Comment

WHAT an irony it was to watch the adverts at half time of Sunday’s historic Euro 2004 final. There they were, the darlings of the global marketers of football, Beckham, Zidane, Del Piero, Raul, performing their wizardry for commercials that used their image as artists of the game to sell their brands.

But the galacticos had all gone home to face the bitterness of disappointed fans. And on the pitch, raising the famous trophy were the unfancied Greeks, the journeyman players who warm up the benches at mid-table clubs in Europe. Not one of them had featured in the half-time ads, not one of them shone out as a mega star, but as a team, their performances had earned the respect of fans and pundits across the continent.

Greece did not play the ‘beautiful game’, indeed their asphyxiating defence attracted criticism for choking the spectacle that might have been offered by flowing, attacking teams like the Czechs or Portuguese.

But for genuine football fans they have been a breath of fresh air. Why? Because in the era of Real Madrid or Roman Abramovich’s Chelsea, the question has increasingly been raised among sports fans of whether money can buy success, to the detriment of genuine sporting achievement. The Greeks and their remarkable German coach Otto Rehhagel (who incidentally earns 40 times less than England manager Sven Goran Eriksson) have delivered a resounding rebuff to that growing concern.

For all their outrageous talent, their dazzling ball control and inch-perfect passes, the mega stars of France, England, Italy and Spain failed to deliver, while the championship was won by a team that epitomised hard work, iron discipline and solidarity, a team that did not dive, a team where players backed each other up, a team that gives hope to smaller teams across club and international football, sending out the message that perhaps investment in nurturing local talent, investment in players that really work together and for each other, is money better spent that the latest big name glamour signing.

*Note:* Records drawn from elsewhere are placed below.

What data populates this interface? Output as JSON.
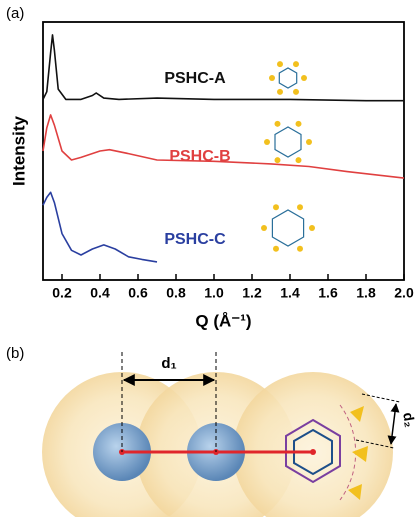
{
  "chart_data": {
    "type": "line",
    "panel_label": "(a)",
    "x_label": "Q (Å⁻¹)",
    "y_label": "Intensity",
    "xlim": [
      0.1,
      2.0
    ],
    "xticks": [
      0.2,
      0.4,
      0.6,
      0.8,
      {
        "value": 1,
        "label": "1.0"
      },
      1.2,
      1.4,
      1.6,
      1.8,
      {
        "value": 2,
        "label": "2.0"
      }
    ],
    "ylim": [
      0,
      10
    ],
    "series": [
      {
        "name": "PSHC-A",
        "color": "#111111",
        "x": [
          0.1,
          0.12,
          0.14,
          0.15,
          0.16,
          0.18,
          0.22,
          0.3,
          0.36,
          0.38,
          0.42,
          0.5,
          0.7,
          1.0,
          1.4,
          1.8,
          2.0
        ],
        "values": [
          7.0,
          7.3,
          8.8,
          9.5,
          8.9,
          7.4,
          7.0,
          7.0,
          7.15,
          7.25,
          7.05,
          7.0,
          7.05,
          7.0,
          7.0,
          6.95,
          6.95
        ]
      },
      {
        "name": "PSHC-B",
        "color": "#e04040",
        "x": [
          0.1,
          0.12,
          0.14,
          0.16,
          0.2,
          0.25,
          0.3,
          0.4,
          0.45,
          0.55,
          0.7,
          1.0,
          1.3,
          1.5,
          1.7,
          2.0
        ],
        "values": [
          5.0,
          5.9,
          6.4,
          6.0,
          5.0,
          4.65,
          4.75,
          5.0,
          5.05,
          4.9,
          4.65,
          4.6,
          4.5,
          4.4,
          4.2,
          3.95
        ]
      },
      {
        "name": "PSHC-C",
        "color": "#2a3fa0",
        "x": [
          0.1,
          0.12,
          0.14,
          0.16,
          0.2,
          0.25,
          0.3,
          0.36,
          0.42,
          0.48,
          0.55,
          0.62,
          0.7
        ],
        "values": [
          2.9,
          3.2,
          3.4,
          3.0,
          1.8,
          1.15,
          0.97,
          1.2,
          1.36,
          1.2,
          0.9,
          0.8,
          0.7
        ]
      }
    ]
  },
  "diagram": {
    "panel_label": "(b)",
    "labels": [
      "d₁",
      "d₂"
    ]
  }
}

Some fear that Greece’s triumph will herald a new era of catenaccio, of defensive football and tight 1-0 results. That need not be so. Greece played to their defensive advantage, but they did not play out for the nil-nil draw and penalties, they scored in every game, latching on brilliantly to the mistakes of their opponents, ruthless in putting away the few opportunities that came their way.

Greece have humbled teams and players whose arrogance needed humbling. The response from the superpowers of the game should be to learn the lesson of Rehhagel and his men, to accept that God-given talent is sometimes not enough, that it needs to be allied to the kind of discipline that earned the Greeks the Championship. If they can rise to that challenge, the result will be a formidable feast for football fans across the world.